What we do know is within 30 minutes most aircraft were ordered to depart the area due to visibility. Helicopters were able to occasionally drop a bucket to support ground crews for the rest of the afternoon. By 7:00 p.m., air attack announces all aircraft are being pulled from the fire due to visibility. Ground crews continue working the fire south of Dogtown Creek. The logs are quiet for the rest of the night of the 15th. Again, there is no discussion of moving additional resources to the north despite only intermittent success utilizing air resources due to visibility.
The morning of August 16th, 2021 begins with uncertainty. Call logs note that night operations had difficulty obtaining a full picture of what was happening on the ground due to visibility. At 6:16 a.m. the log reads, “Per Caldor Night Ops, update-new acreage unknown. QUITE A BIT OF GROWTH. FIRE ACT W/IN DRAINAGE AND UPSLOPE HAS PICKED UP SINCE 0500.” This would mark the first indication of active, growing fire in the Dogtown Creek and Middle Fork Cosumnes River drainage in several hours. It would not be the last.
The rest of the morning is again marked by several attempts of air attack to get water on the fire, many of which remain unsuccessful due to visibility. At 2:45 p.m. the first warning of fire “picking up significantly…working way down Dogtown Creek” comes across the radio. It is also noted, “WILL GET MSG INTO PLANNING RE NEEDS.” The logs suggest incident command begins to plan for the possibility of fire crossing Dogtown Creek while firefighters on the ground continue to attack the fire directly wherever possible.
A firefighter at the scene that afternoon tells me, “It was already too late. By then it was inevitable fire was going to cross the creek, but it shouldn’t have been. I don’t know what they were waiting for. Anyone could have predicted what happened next.”

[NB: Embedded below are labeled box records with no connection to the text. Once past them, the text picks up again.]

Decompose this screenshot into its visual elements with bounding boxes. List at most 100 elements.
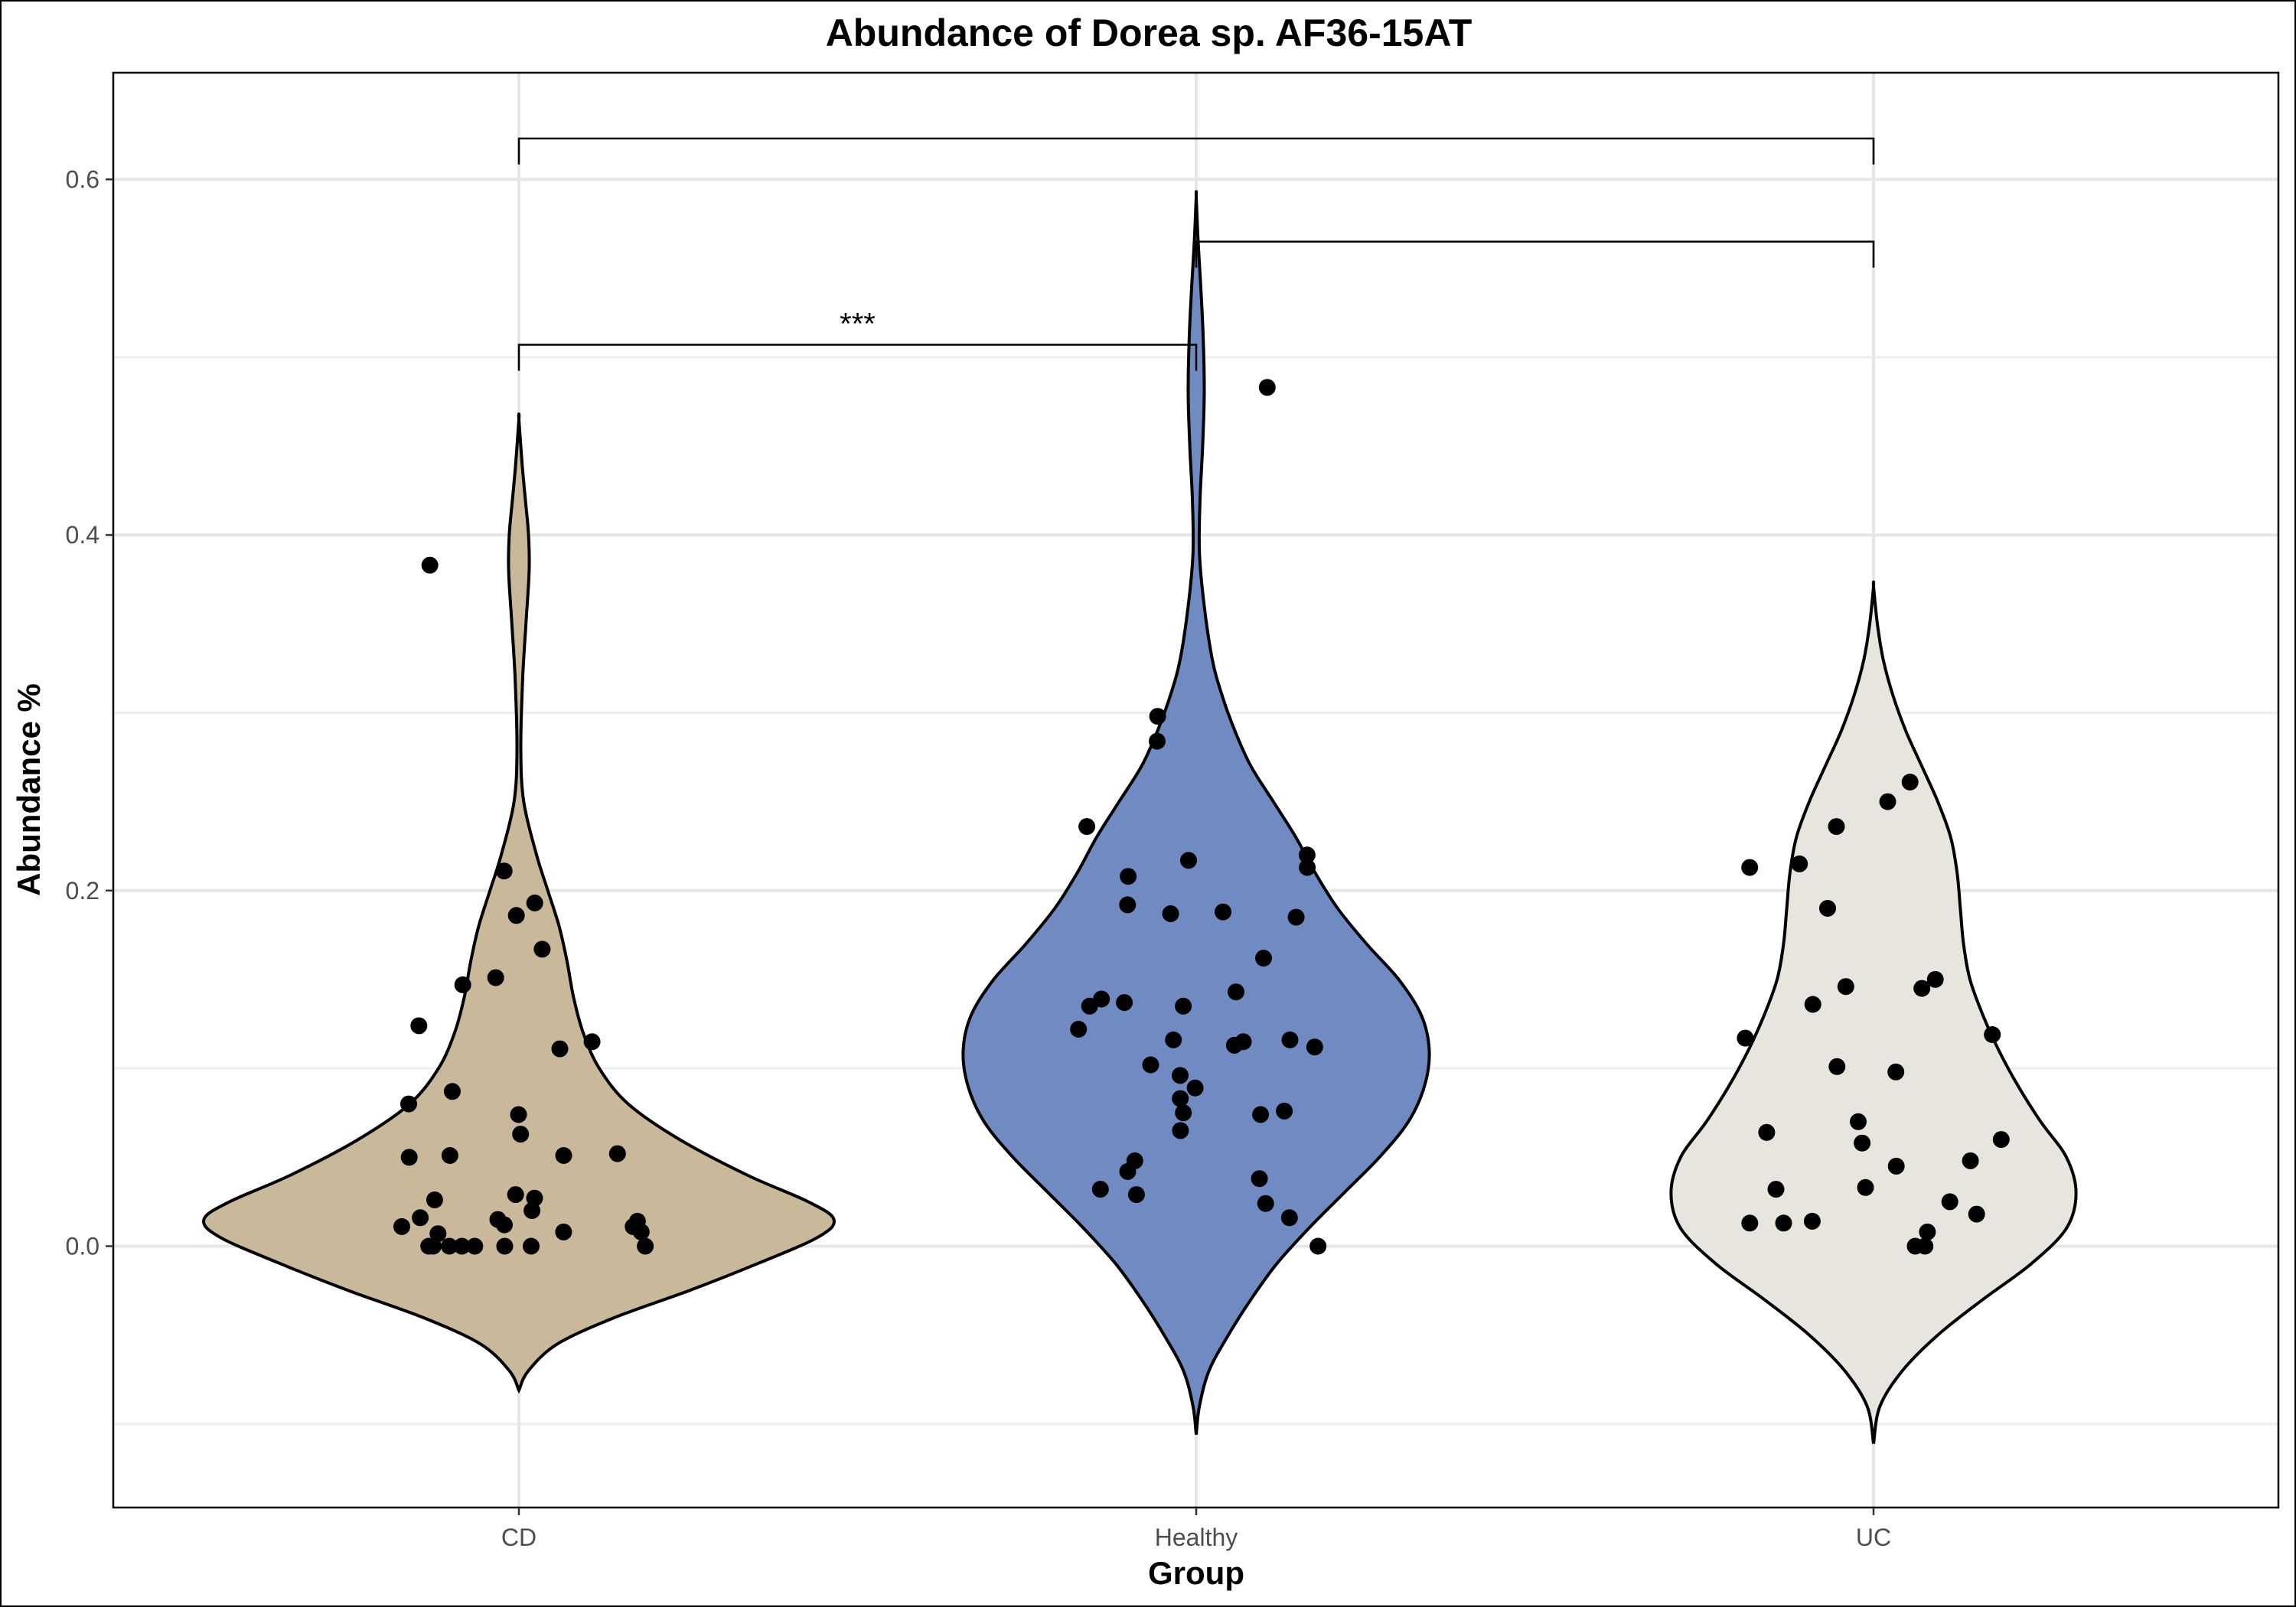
data-point-cd (489, 1211, 507, 1228)
data-point-healthy (1298, 846, 1316, 864)
data-point-healthy (1175, 997, 1192, 1015)
x-tick-label: CD (501, 1524, 536, 1551)
data-point-cd (410, 1017, 428, 1035)
data-point-cd (444, 1083, 461, 1100)
data-point-cd (583, 1033, 601, 1051)
x-tick-label: Healthy (1155, 1524, 1238, 1551)
data-point-cd (412, 1209, 429, 1227)
data-point-cd (496, 1237, 514, 1255)
data-point-uc (1803, 1212, 1821, 1230)
data-point-uc (1919, 1223, 1936, 1240)
data-point-healthy (1142, 1056, 1159, 1074)
data-point-healthy (1225, 1036, 1243, 1054)
data-point-healthy (1276, 1102, 1293, 1120)
significance-bracket (1195, 240, 1875, 268)
data-point-healthy (1172, 1067, 1189, 1084)
data-point-cd (393, 1217, 410, 1235)
data-point-uc (1775, 1214, 1792, 1232)
data-point-healthy (1116, 994, 1133, 1012)
violin-healthy (961, 190, 1431, 1435)
axes: 0.0 0.2 0.4 0.6 CD Healthy UC (66, 165, 1892, 1551)
data-point-cd (400, 1149, 418, 1166)
data-point-healthy (1180, 852, 1197, 869)
data-point-uc (1887, 1063, 1905, 1081)
data-point-uc (1968, 1205, 1985, 1223)
violins (202, 190, 2078, 1444)
data-point-healthy (1299, 859, 1316, 876)
x-tick-label: UC (1856, 1524, 1891, 1551)
data-point-healthy (1081, 997, 1098, 1015)
data-point-healthy (1119, 896, 1137, 914)
data-point-uc (1804, 996, 1821, 1013)
data-point-healthy (1175, 1104, 1192, 1122)
data-point-uc (1767, 1181, 1785, 1198)
data-point-uc (1913, 980, 1931, 997)
data-point-uc (1837, 978, 1854, 996)
data-point-cd (551, 1040, 569, 1058)
data-point-cd (507, 1186, 524, 1204)
y-tick-label: 0.4 (66, 521, 99, 549)
data-point-cd (555, 1147, 572, 1164)
data-point-cd (441, 1237, 458, 1255)
data-point-healthy (1255, 950, 1272, 967)
data-point-healthy (1078, 818, 1096, 836)
data-point-uc (1926, 970, 1944, 988)
data-point-healthy (1215, 903, 1231, 921)
data-point-healthy (1120, 868, 1137, 885)
significance-bracket (517, 344, 1198, 371)
data-point-uc (1857, 1178, 1874, 1196)
y-axis-title: Abundance % (11, 683, 47, 896)
data-point-uc (1887, 1157, 1905, 1175)
data-point-cd (637, 1237, 654, 1255)
data-point-uc (1850, 1113, 1867, 1130)
data-point-uc (1879, 793, 1896, 810)
data-point-healthy (1287, 908, 1305, 926)
significance-label: *** (840, 307, 876, 341)
data-point-healthy (1149, 732, 1166, 750)
data-points (393, 379, 2010, 1255)
data-point-uc (1854, 1134, 1871, 1152)
data-point-healthy (1149, 708, 1166, 725)
data-point-uc (1791, 855, 1808, 872)
chart-title: Abundance of Dorea sp. AF36-15AT (826, 11, 1473, 54)
data-point-uc (1941, 1193, 1958, 1211)
data-point-cd (487, 969, 504, 986)
data-point-uc (1819, 900, 1836, 917)
data-point-cd (400, 1095, 417, 1113)
data-point-healthy (1172, 1090, 1189, 1107)
data-point-cd (466, 1237, 484, 1255)
data-point-uc (1992, 1131, 2010, 1149)
data-point-uc (1828, 818, 1845, 836)
data-point-uc (1984, 1026, 2001, 1043)
data-point-uc (1741, 859, 1759, 876)
data-point-healthy (1257, 1195, 1274, 1212)
significance-bracket (517, 137, 1875, 165)
data-point-healthy (1280, 1209, 1298, 1227)
y-tick-label: 0.2 (66, 877, 99, 905)
data-point-uc (1828, 1058, 1846, 1075)
data-point-healthy (1165, 1031, 1182, 1048)
data-point-uc (1962, 1152, 1979, 1169)
data-point-cd (526, 1189, 543, 1207)
data-point-cd (523, 1202, 541, 1219)
violin-cd (202, 412, 836, 1394)
data-point-cd (526, 895, 543, 911)
data-point-healthy (1162, 905, 1179, 922)
x-axis-title: Group (1148, 1555, 1244, 1591)
data-point-healthy (1127, 1186, 1145, 1204)
data-point-cd (510, 1106, 527, 1123)
data-point-cd (426, 1191, 443, 1208)
data-point-cd (555, 1223, 572, 1240)
data-point-uc (1737, 1029, 1754, 1047)
data-point-uc (1906, 1237, 1924, 1255)
data-point-cd (507, 907, 525, 924)
data-point-healthy (1186, 1079, 1204, 1097)
data-point-healthy (1070, 1021, 1088, 1038)
data-point-healthy (1309, 1237, 1327, 1255)
data-point-healthy (1172, 1122, 1189, 1139)
data-point-healthy (1281, 1031, 1299, 1048)
data-point-uc (1758, 1123, 1776, 1141)
y-tick-label: 0.6 (66, 165, 99, 193)
data-point-cd (523, 1237, 540, 1255)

It was 6:47 p.m. when it happened: “SPOTTED ACROSS DOGTOWN CREEK. 2 ROTORS ON IT NOW. ABOUT 1/4 ACRE.” One minute later a forest chief comes across the radio to give directions to crews to try access the spot fire off of Leoni Meadows property. It is unclear how far away these crews were from the spot fire and there is still no mention of sending additional resources to the north of Dogtown creek.
Then, 8:49 p.m. a panicked voice comes across the radio announcing the spot fire “is growing in size. Well over 5 acres…it’s running uphill. We are making access to get out. It may be cutting us off.” It was Mark Matthews, the same Pioneer Fire Chief who declared “forward progress stopped” two days earlier. Now, Chief Matthews is surrounded by fire to the north of Dogtown Creek, desperately trying to escape the drainage while calling the radio for more resources.
Unfortunately, Chief Matthews was calling the wrong channel. The call logs document dispatch operators repeatedly instructing the chief to call operations directly. Since the start of the fire two days prior, personnel informs Chief Mathews at least six separate times to use the operations channel to notify those in command of his movements and needs. It is unclear why he chooses not to.
It also remains unclear if operations or incident command were aware of Chief Matthews’ location prior to his desperate calls for help. One firefighter who went through the call logs with me said, “It looks like he went over there [north side of Dogtown creek] on his own. He’s not listening to dispatch. He keeps calling the wrong channel. The guy has gone rogue. It wouldn’t surprise me if no one knew he was over there until it was too late.”
Thankfully, both day and night operations finally come on the radio and confirm they are in contact with Chief Matthews, on the appropriate channel, and that he is out, safe. They also announced, for the first time, that they are shifting resources to the north of Dogtown Creek to Leoni Meadows.
It was 8:53 p.m. In six hours Grizzly Flat would burn.